Даже странно, что именно Икрей отчитывал старшего брата этим жестким, властным, холодным тоном. Разве могла Шарлинта представить себе подобное в первые дни их знакомства? От голоса Икрея не поднимались дыбом волоски на коже, но морозец все равно пробегал по спине вдоль позвоночника. Братья. Еще бы понять, что именно он имел в виду.
— Но как? Откуда?
У Равенеля сорван голос. Неужели, он не говорил ей что-то, а кричал на грани возможностей голосовых связок? Как же плохо не понимать, что происходит вокруг, и в самой себе.
— Мы же не изучали родословную Лин, — легкая насмешка пробилась в голосе младшенького, как будто разряжая обстановку. — Мало ли, что там намешано.
— Но за последние пятьсот лет ни одна из дочерей не была отдана людям.
Разговор братьев окончательно потерял смысл для Шарлинты. Удивительно, но вновь проснулось прежнее любопытство, когда хочется задавать вопросы и получать ответы. Последние дни оно словно спало.
— А если раньше? А если там всего полкапли нашей крови?

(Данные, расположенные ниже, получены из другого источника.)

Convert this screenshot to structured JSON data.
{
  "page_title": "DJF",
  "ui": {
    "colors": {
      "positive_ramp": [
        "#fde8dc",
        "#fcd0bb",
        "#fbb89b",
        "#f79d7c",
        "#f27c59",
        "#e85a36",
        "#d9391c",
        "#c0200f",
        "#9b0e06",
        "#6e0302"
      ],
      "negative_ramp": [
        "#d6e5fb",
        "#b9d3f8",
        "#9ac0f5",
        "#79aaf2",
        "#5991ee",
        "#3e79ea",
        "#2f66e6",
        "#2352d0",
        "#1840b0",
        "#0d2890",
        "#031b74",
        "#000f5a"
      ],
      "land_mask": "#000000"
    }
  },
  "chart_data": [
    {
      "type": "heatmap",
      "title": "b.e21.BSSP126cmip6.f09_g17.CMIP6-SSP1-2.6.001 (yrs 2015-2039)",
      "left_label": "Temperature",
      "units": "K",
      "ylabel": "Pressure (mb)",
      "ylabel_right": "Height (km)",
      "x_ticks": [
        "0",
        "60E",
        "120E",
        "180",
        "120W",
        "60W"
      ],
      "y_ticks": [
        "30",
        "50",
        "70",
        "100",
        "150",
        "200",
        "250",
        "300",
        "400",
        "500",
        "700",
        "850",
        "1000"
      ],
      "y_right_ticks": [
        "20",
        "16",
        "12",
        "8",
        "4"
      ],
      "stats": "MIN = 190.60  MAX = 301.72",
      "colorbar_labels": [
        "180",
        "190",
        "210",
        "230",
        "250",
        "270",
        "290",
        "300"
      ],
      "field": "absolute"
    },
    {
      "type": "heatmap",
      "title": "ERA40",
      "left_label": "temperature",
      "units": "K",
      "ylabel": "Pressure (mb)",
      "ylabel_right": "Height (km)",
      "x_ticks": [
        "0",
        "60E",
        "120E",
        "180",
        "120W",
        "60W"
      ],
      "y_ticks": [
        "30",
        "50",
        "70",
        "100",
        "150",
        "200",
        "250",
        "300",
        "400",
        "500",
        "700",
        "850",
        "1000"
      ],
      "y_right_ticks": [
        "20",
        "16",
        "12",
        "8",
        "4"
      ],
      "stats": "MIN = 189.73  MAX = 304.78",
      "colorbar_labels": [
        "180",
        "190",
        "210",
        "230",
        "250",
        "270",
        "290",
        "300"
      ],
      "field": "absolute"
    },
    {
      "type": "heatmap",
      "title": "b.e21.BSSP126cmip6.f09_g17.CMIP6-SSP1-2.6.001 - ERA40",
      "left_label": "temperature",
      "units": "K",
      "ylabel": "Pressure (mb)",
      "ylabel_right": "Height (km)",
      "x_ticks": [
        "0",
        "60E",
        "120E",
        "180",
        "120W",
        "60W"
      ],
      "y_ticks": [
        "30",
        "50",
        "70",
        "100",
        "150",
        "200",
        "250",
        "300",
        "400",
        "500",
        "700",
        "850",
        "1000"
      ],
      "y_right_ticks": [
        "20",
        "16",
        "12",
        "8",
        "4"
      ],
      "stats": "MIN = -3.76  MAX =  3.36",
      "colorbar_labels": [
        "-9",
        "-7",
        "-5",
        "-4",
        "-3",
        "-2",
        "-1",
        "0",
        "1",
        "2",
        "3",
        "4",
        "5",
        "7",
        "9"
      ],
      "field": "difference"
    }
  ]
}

Повисшая в комнате тишина заставила Шарлинту поднять голову. Сначала девушка согрелась о теплый, полный нежности и беспокойства взгляд феникса. У Трея был усталый вид, напряженная, чуть перекошенная улыбка с горькой складкой в уголке рта. Все еще злой, какой-то весь взъерошенный Икрей удерживал несопротивляющегося Равенеля у стены, напротив которой стояло то кресло, где до это сидела девушка. Заглянуть ему в глаза было очень трудно, страшно, но почему-то жизненно необходимо. Предгрозовое небо со всполохами, но не той пугающей сущности, а чувства вины.
— Что случилось?
Было даже интересно, кто ей ответит. Обычно в таких ситуациях буфером между принцессой и братьями выступал Трейвент.
— Ты не помнишь? — спросил Икрей.
Не угадала. Шарлинта слабо улыбнулась.
— Помню, но не понимаю. Был …, - она потянула паузу, подбирая правильное слово, — приказ Нела, а потом боль… А потом вы.
Принцесса не сдержалась, вздрогнула, когда старший амаир резко пересек комнату и вновь опустился перед ней на колени. Это был даже не сознательный страх, а что-то внутреннее, инстинктивное. Руки Трейвента сжались чуть сильнее, напоминая о поддержке и защите.
— Прости, Лин. Если бы я только мог представить заранее.
Меньше всего девушка ждала в этот момент извинений. Она вообще не могла припомнить, когда до этого Равенель признавал свою вину. Это было странно.
— Я дал приказ тебе, убрать щит и отпустить чувства.
Равенель уткнулся лицом в колени девушки. Его голос, и без того, сиплый, зазвучал совсем глухо.